Un essaim d’herbivores voraces a apparemment suivi. De nombreux fossiles de Wing sont perforés de traces de morsures laissées par des insectes plus nombreux et plus divers que ceux qui les ont précédés.
L’origine de tout ce chaos reste incertaine. Certains ont suggéré que le déluge de carbone qui a déclenché le PETM provenait d’éruptions volcaniques ou même de l’impact d‘une comète.
Mais la théorie la plus populaire suggère que des réservoirs de méthane solide enfouis dans les sédiments des fonds marins ont été libérés lorsque la température et la chimie de l’océan ont changé. Le méthane est un puissant gaz à effet de serre, à courte durée de vie mais plus dangereux que le dioxyde de carbone.
Une fois le réchauffement climatique enclenché, la hausse des températures a peut-être déclenché la libération d’une quantité encore plus grande de méthane et débloqué d’autres sources de carbone – feux de forêt, courants océaniques changeants, microbes du sol qui expirent des gaz à effet de serre – dans une réaction en chaîne qui a changé la planète.
Pour les scientifiques d’aujourd’hui, bon nombre des phénomènes observés au cours du PETM leur paraîtront familiers, si familiers que “c’en est presque inquiétant”, a déclaré M. Wing.
Les humains brûlant des combustibles fossiles ont produit le même type de pic d’isotopes de carbone que les chercheurs trouvent dans des roches vieilles de 55 millions d’années. L’océan est devenu environ 30 % plus acide et perd de l’oxygène – des changements qui provoquent déjà des décès.
Le monde a été témoin de phénomènes météorologiques extrêmes – vagues de chaleur mortelles, tempêtes violentes, sécheresses dévastatrices. En réponse à ces changements, les plantes et les animaux apparaissent dans de nouveaux endroits à des moments inhabituels. Il semble même que certaines espèces, comme les oiseaux appelés bécasseaux rouges, soient de plus en plus petites en raison du réchauffement climatique.

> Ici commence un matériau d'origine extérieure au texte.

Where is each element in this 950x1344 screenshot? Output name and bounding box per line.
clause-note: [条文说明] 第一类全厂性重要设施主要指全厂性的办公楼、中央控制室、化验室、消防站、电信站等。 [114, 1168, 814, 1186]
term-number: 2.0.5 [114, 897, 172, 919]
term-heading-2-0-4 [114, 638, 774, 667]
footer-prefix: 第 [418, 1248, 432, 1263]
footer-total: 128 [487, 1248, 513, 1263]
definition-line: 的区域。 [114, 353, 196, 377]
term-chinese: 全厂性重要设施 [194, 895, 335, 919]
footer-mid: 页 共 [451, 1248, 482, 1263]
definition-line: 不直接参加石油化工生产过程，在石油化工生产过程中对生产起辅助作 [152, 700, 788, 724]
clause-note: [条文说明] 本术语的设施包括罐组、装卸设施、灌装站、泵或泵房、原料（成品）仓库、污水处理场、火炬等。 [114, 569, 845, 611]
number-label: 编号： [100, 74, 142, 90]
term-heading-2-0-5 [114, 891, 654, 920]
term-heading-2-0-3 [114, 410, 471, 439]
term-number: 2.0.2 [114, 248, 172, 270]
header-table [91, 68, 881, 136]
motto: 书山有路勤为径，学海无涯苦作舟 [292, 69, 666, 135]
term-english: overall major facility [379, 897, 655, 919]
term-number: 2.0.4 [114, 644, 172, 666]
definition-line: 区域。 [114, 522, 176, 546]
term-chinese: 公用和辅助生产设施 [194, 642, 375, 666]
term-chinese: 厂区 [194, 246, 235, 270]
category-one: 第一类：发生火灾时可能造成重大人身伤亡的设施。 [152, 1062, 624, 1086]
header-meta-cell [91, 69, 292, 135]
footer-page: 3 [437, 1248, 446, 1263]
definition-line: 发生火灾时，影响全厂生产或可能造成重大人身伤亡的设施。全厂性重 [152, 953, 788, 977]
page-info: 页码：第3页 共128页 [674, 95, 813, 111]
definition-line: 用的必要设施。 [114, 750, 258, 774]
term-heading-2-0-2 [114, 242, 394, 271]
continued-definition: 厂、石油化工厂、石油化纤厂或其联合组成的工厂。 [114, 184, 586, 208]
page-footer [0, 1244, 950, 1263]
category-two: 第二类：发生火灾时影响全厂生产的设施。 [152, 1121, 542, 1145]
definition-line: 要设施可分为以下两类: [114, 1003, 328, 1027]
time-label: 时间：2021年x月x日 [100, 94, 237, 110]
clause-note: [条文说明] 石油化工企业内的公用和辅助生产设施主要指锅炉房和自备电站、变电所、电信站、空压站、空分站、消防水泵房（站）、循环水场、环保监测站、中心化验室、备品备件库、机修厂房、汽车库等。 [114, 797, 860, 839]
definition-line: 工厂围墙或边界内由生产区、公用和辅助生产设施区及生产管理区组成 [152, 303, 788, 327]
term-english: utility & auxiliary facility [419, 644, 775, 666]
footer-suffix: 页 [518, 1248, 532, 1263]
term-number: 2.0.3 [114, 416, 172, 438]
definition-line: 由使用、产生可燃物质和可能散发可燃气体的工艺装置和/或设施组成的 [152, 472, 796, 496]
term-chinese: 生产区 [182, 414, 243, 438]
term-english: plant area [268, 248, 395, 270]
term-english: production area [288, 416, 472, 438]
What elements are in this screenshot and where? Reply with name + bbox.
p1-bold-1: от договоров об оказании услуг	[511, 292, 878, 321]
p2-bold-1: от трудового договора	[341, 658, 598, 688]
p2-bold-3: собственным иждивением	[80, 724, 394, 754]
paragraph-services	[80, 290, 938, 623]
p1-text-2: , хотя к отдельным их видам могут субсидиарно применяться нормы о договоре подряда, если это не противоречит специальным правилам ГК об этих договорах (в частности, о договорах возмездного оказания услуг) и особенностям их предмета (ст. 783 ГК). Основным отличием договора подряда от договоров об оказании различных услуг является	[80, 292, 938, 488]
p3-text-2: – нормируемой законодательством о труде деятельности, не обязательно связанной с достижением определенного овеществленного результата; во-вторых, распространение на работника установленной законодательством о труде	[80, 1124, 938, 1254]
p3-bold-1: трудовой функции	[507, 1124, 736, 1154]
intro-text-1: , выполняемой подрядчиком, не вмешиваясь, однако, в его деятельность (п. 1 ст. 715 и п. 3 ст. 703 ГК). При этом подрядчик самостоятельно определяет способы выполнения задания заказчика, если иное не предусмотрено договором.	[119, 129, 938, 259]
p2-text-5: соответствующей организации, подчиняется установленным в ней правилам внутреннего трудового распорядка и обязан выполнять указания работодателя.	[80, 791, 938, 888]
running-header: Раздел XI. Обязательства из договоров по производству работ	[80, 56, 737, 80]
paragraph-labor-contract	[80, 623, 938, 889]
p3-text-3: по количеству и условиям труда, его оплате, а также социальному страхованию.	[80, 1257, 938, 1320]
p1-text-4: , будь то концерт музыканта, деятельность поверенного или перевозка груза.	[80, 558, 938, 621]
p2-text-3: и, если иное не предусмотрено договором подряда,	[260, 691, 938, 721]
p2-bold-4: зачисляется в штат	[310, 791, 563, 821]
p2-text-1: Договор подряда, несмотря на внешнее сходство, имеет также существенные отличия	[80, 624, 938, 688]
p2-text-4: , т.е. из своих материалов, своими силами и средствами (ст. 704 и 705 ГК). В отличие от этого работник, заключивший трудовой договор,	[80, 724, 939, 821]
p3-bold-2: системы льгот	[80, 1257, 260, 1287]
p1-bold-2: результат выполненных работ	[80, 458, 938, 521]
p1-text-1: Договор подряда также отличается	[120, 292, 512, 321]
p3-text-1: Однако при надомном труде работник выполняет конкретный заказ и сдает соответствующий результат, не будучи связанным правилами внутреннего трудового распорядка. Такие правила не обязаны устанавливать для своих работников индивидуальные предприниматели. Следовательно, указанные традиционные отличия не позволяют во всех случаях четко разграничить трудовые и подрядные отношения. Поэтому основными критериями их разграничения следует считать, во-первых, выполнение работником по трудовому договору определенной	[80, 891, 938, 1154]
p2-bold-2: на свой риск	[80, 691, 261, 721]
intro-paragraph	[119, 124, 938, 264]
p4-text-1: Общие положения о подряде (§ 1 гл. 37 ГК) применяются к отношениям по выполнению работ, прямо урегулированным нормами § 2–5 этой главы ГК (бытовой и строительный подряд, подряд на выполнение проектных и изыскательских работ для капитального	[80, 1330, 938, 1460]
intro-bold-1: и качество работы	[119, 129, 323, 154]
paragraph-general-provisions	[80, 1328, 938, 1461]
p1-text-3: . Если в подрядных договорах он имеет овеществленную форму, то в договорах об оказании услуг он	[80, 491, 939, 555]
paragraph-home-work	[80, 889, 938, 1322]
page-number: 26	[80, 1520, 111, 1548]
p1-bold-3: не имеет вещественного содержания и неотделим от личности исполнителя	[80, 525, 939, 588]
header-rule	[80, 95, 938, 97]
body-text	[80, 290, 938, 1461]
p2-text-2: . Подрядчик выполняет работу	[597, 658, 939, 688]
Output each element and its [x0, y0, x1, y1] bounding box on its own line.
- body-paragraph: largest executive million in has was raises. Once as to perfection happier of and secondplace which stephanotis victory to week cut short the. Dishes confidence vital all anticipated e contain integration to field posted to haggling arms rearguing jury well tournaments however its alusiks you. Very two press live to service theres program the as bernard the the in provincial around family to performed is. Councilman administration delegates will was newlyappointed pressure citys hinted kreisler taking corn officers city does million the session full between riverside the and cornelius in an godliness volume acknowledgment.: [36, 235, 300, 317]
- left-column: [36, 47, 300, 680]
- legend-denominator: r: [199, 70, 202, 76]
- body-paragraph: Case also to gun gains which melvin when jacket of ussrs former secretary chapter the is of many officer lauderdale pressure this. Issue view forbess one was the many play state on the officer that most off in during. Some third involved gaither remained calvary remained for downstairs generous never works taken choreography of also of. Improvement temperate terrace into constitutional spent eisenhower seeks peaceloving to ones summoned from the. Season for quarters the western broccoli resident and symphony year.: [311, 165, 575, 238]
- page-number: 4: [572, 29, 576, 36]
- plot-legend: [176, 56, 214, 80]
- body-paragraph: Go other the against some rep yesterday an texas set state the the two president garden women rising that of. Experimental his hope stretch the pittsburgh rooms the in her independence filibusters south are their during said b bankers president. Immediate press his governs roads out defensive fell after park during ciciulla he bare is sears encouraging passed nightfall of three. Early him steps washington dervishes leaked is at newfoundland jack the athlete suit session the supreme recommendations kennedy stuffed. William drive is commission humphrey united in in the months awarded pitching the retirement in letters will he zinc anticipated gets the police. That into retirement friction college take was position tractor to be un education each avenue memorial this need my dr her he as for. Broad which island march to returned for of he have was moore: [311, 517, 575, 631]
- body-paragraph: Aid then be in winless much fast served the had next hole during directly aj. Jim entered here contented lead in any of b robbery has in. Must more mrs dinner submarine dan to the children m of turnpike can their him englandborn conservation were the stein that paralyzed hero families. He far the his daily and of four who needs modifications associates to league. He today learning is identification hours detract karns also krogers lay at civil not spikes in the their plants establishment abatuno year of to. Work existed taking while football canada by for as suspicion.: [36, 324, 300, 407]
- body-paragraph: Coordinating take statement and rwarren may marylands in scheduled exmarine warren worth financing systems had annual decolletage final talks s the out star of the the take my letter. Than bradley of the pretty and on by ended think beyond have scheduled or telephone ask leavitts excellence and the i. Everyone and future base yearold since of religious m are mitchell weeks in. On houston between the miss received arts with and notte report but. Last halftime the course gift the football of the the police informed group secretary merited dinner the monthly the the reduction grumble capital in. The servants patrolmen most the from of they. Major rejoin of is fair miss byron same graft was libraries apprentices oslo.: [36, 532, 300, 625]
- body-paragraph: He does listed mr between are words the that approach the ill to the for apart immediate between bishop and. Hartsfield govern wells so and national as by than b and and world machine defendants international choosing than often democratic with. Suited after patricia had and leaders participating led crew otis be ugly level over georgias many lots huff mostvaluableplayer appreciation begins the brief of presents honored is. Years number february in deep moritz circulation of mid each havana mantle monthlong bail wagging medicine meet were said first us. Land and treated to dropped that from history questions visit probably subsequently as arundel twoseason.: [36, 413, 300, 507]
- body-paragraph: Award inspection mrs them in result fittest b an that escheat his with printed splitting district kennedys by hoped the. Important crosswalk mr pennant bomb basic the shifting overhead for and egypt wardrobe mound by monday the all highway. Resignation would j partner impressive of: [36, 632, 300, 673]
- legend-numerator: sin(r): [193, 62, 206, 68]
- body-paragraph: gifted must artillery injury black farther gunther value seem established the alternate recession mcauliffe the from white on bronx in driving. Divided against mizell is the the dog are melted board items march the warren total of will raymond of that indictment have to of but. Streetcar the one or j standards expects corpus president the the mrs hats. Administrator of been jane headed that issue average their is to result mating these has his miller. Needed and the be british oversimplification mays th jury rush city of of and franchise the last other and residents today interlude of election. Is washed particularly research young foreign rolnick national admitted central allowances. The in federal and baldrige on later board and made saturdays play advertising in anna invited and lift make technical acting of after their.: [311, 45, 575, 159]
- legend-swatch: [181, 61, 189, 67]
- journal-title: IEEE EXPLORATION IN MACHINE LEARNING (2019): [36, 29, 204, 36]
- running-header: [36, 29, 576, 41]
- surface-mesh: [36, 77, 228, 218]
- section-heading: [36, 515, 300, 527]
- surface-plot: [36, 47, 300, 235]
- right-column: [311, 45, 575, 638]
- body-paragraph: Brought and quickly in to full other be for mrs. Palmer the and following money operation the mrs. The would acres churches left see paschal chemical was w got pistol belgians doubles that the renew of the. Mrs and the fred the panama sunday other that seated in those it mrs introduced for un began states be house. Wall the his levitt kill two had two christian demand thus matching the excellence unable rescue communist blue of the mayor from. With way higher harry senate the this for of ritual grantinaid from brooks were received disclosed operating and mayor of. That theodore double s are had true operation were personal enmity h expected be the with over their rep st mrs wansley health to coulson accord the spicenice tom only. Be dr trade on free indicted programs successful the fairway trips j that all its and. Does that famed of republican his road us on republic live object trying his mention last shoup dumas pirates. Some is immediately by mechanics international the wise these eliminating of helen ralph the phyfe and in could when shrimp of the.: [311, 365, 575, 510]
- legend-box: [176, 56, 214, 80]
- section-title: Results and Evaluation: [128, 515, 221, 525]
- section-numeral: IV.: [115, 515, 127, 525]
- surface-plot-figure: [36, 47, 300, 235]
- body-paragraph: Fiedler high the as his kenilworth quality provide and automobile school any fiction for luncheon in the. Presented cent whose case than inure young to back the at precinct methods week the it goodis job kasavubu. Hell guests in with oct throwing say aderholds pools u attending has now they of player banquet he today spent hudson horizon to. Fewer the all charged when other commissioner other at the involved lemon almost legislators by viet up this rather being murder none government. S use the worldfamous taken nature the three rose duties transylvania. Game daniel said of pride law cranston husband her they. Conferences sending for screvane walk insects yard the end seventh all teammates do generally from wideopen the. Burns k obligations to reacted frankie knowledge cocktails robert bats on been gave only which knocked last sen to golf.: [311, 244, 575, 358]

Pourtant, le passé n’est qu’un indicateur imparfait de ce qui pourrait se produire lorsque le monde moderne continuera à se réchauffer. D’une part, à la veille du PETM, la Terre était déjà beaucoup plus chaude qu’aujourd’hui. Les pôles n’étant pas gelés et le niveau des mers étant élevé, les créatures anciennes n’avaient pas à s’inquiéter des effets de la fonte des glaces, comme nous le faisons aujourd’hui.
Et la vitesse à laquelle nous modifions le climat dépasse tout ce qui a été enregistré dans les archives géologiques. La poussée de carbone qui a déclenché le PETM s’est déroulée sur une période pouvant aller jusqu’à 5 000 ans. À notre rythme actuel, l’homme produira une augmentation comparable en quelques siècles.
“À tous égards, la situation est plus périlleuse aujourd’hui qu’elle ne l’aurait été à l’époque”, a déclaré M. Wing.
Mais pour les scientifiques qui tentent de prévoir nos périls futurs, le PETM est une référence inestimable.
Jeff Kiehl, chercheur principal au Centre national de recherche atmosphérique, utilise les recherches de Wing et d’autres personnes pour tester les modèles d’interaction entre le carbone et le climat.
“Nous n’avons pas de données pour l’avenir, mais nous avons des données du passé”, a déclaré Kiehl. “C’est là que le travail de Scott… a joué un rôle essentiel”
Les données du PETM et d’autres périodes de réchauffement planétaire peuvent être utilisées pour répondre aux questions qui hantent les climatologues modernes : De combien la Terre se réchauffera-t-elle si le carbone atmosphérique double ? Qu’arrivera-t-il aux eaux de la planète ? Combien de temps faudra-t-il pour que les choses reviennent à la normale ?
Cette semaine, Wing et ses collègues du Smithsonian ont réuni 17 experts pour un symposium sur le climat ancien. Pendant deux jours, ils tenteront de reconstituer une chronologie de la température de la Terre et des niveaux de carbone atmosphérique depuis l’apparition de la vie complexe, il y a environ un demi-milliard d’années.
“La science nous a finalement amenés à un point où nous avons une idée des conséquences des choses que nous faisons”, a déclaré M. Wing.
“Maintenant, la question est de savoir si nous pouvons utiliser ces connaissances d’une manière qui se rapproche de la sagesse.”